Un tel référentiel pourrait intégrer l’avant-projet de réforme de la responsabilité civile. Par ailleurs, l’équipe de développement indique que le ministère de la justice fera appel à des spécialistes des sciences comportementales aux politiques publiques, afin de préparer et accompagner l’introduction de cet outil.
Les craintes d’une justice prédictive
Une recherche avait établi le grand bricolage des magistrats sur ces barèmes d’indemnisation des préjudices corporels, différentes versions d’un document étant parfois utilisées au sein d’un même tribunal (v. Dalloz actualité, 17 sept. 2019, art. P. Januel). Un référentiel sur ce contentieux technique permettrait d’harmoniser les décisions. Toutefois, la construction de référentiel suscite les craintes de nombreux acteurs, en raison du caractère conservateur des barèmes (v. Dalloz actualité, 31 mai 2019, art. P. Januel) et de la restriction des marges de manœuvre des magistrats. Les avocats font part de leur crainte de voir émerger une justice prédictive. Hélène Fontaine, présidente de la conférence des bâtonniers, et Christiane Féral-Schuhl, présidente du Conseil national des barreaux, ont aussi exprimé leur mécontentement de ne pas avoir été consultées sur ce décret, publié en plein état d’urgence sanitaire.

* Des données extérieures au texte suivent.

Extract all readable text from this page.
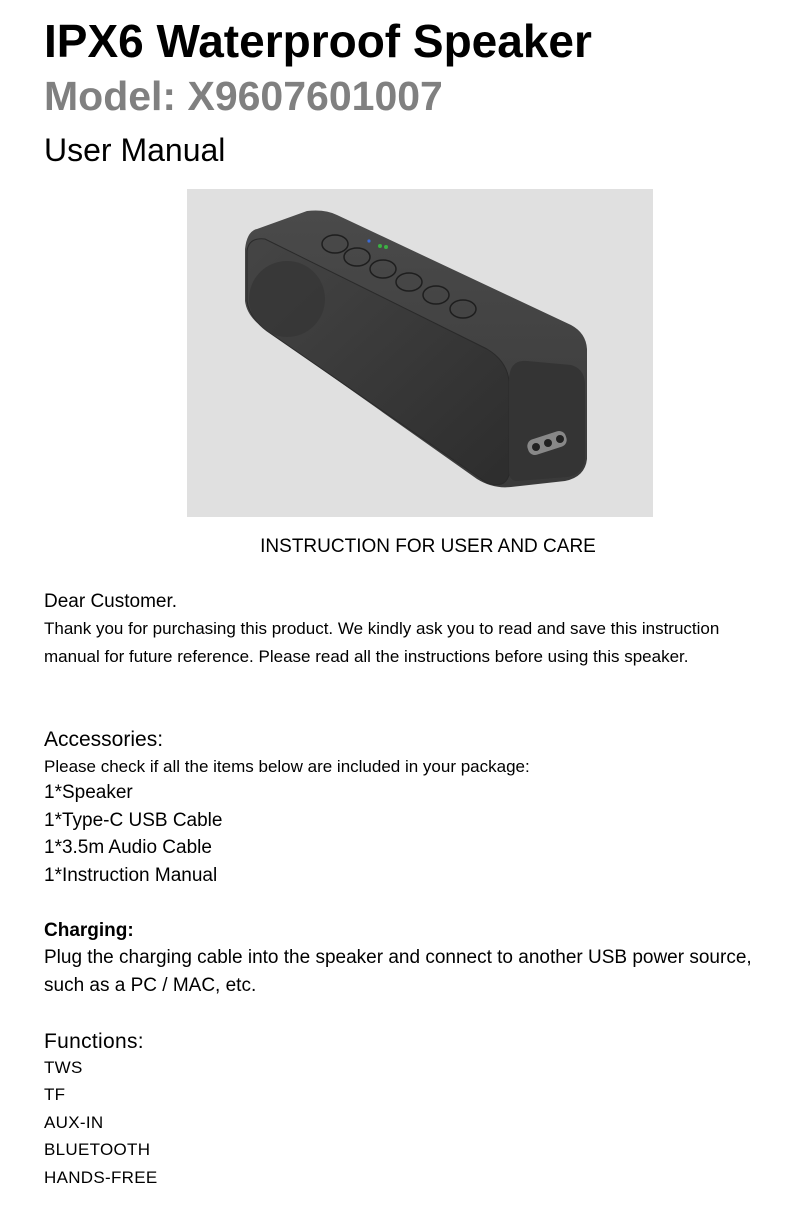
IPX6 Waterproof Speaker
Model: X9607601007
User Manual
INSTRUCTION FOR USER AND CARE
Dear Customer.
Thank you for purchasing this product. We kindly ask you to read and save this instruction
manual for future reference. Please read all the instructions before using this speaker.
Accessories:
Please check if all the items below are included in your package:
1*Speaker
1*Type-C USB Cable
1*3.5m Audio Cable
1*Instruction Manual
Charging:
Plug the charging cable into the speaker and connect to another USB power source,
such as a PC / MAC, etc.
Functions:
TWS
TF
AUX-IN
BLUETOOTH
HANDS-FREE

La CNIL a donné un avis favorable au décret, qui ne couvre que la phase de développement de l’algorithme. Toutefois, elle rappelle que le ministère devra être attentif à d’éventuels biais discriminatoires. Enfin, pour l’instant, le niveau de publicité du référentiel futur est inconnu : sera-t-il ouvert à tous, en open data, ou réservé à certains acteurs ?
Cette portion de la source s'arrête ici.